Auf die Plätze, fertig, Anschlag
Der nächste Schritt ist es, das Motorrad mit dem Lenker in der Position mit „vollständigem Anschlag“ zu wenden, also mit dem Lenker so weit wie möglich nach links oder rechts gedreht. Wenn Sie das Konzept des „Gegenlenkens“ kennen (den Lenker in Gegenrichtung drehen, um eine Kurve einzuleiten), müssen Sie wissen, dass dies nicht gilt, wenn Sie weniger als 7-10 km/h schnell fahren.
„In diesem Fall müssen Sie direkt lenken“, sagt Petry, „sodass Sie den Lenker tatsächlich in die Richtung bewegen, in die Sie fahren möchten, ganz so, wie Sie ein Auto lenken würden.“
Der Sinn dieser Übung ist es, ein Gefühl dafür zu bekommen, wie weit sich der Lenker drehen lässt und wo seine Grenzen sind. Halten Sie dabei eine gleichmäßige Geschwindigkeit. Wenn Sie das Gefühl haben, dass das Motorrad gleich kippt, lassen Sie die hintere Bremse etwas los, fahren aus der Situation heraus und beginnen erneut.
Menschliches Gegengewicht
Zuletzt müssen Sie lernen, das Motorrad so tief wie möglich zu legen, um einen möglichst kleinen Wendekreis zu erhalten. Dazu gehört es, Ihren Körper durch die Wende hindurch als „Gegengewicht“ zu benutzen.

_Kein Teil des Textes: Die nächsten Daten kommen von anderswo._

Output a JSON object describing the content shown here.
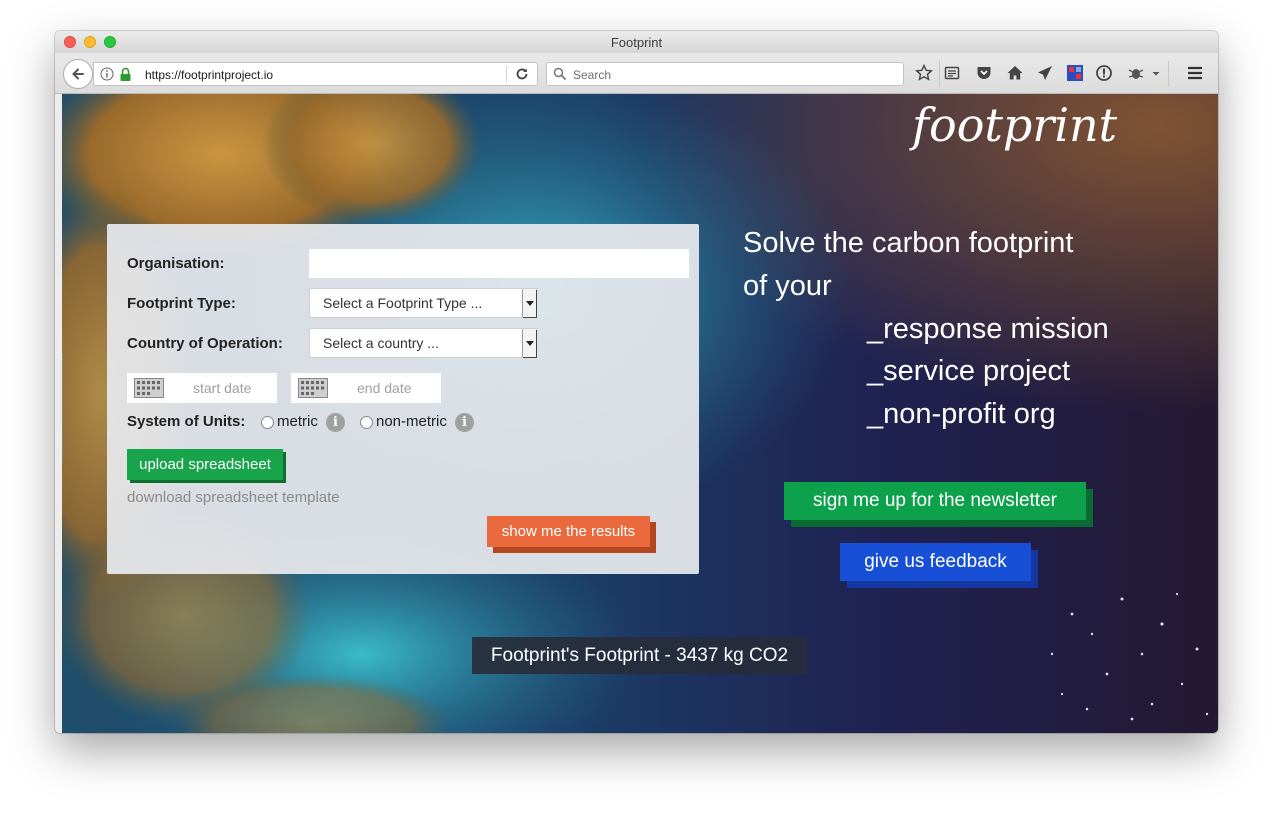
{
  "browser": {
    "window_title": "Footprint",
    "url": "https://footprintproject.io",
    "search_placeholder": "Search"
  },
  "site": {
    "logo_text": "footprint",
    "form": {
      "organisation_label": "Organisation:",
      "organisation_value": "",
      "footprint_type_label": "Footprint Type:",
      "footprint_type_selected": "Select a Footprint Type ...",
      "country_label": "Country of Operation:",
      "country_selected": "Select a country ...",
      "start_date_placeholder": "start date",
      "end_date_placeholder": "end date",
      "units_label": "System of Units:",
      "unit_metric": "metric",
      "unit_non_metric": "non-metric",
      "info_glyph": "i",
      "upload_button": "upload spreadsheet",
      "download_link": "download spreadsheet template",
      "results_button": "show me the results"
    },
    "tagline": {
      "line1": "Solve the carbon footprint",
      "line2": "of your",
      "items": [
        "_response mission",
        "_service project",
        "_non-profit org"
      ]
    },
    "newsletter_button": "sign me up for the newsletter",
    "feedback_button": "give us feedback",
    "footprint_note": "Footprint's Footprint - 3437 kg CO2"
  },
  "colors": {
    "green": "#17a44a",
    "orange": "#ea6a3e",
    "blue": "#1750d6"
  }
}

Bei höheren Geschwindigkeiten legt sich Ihr Körper ganz natürlich mit dem Motorrad in die Kurve. Wenn Sie es richtig anstellen, bleibt Ihr Körper auf einer Linie mit dem Rahmen des Motorrads. Das geschieht ganz von selbst, Sie müssen gar nicht darüber nachdenken. Bei niedriger Geschwindigkeit passiert das Legen bewusster.
„Indem der Lenker komplett in eine Richtung gedreht wird, wird der Radius kleiner, aber der kleinste Radius ist der, in dem auch das Motorrad komplett schräg gelegt wird“, sagt Petry. „Wenn Sie schon einmal gesehen haben, wie ein Motorradpolizist das macht, haben Sie gesehen, dass das Motorrad so weit schräg gelegt wird, bis die Fußstütze den Boden berührt, aber der Fahrer in Gegenrichtung liegt.“
Bei kleineren Fahrern kann effektive Gegengewichtung bedeuten, dass das Gewicht auf dem Sitz verlagert werden und der Po ein bisschen bewegt werden muss. Bei den meisten Leuten bedeutet es allerdings nur, den Körper vertikal (zum Boden) zu halten, während sich das Motorrad unter Ihnen durch die Kurven vor und zurück bewegt. So nimmt Smith in Wettbewerben diese engen Kurven.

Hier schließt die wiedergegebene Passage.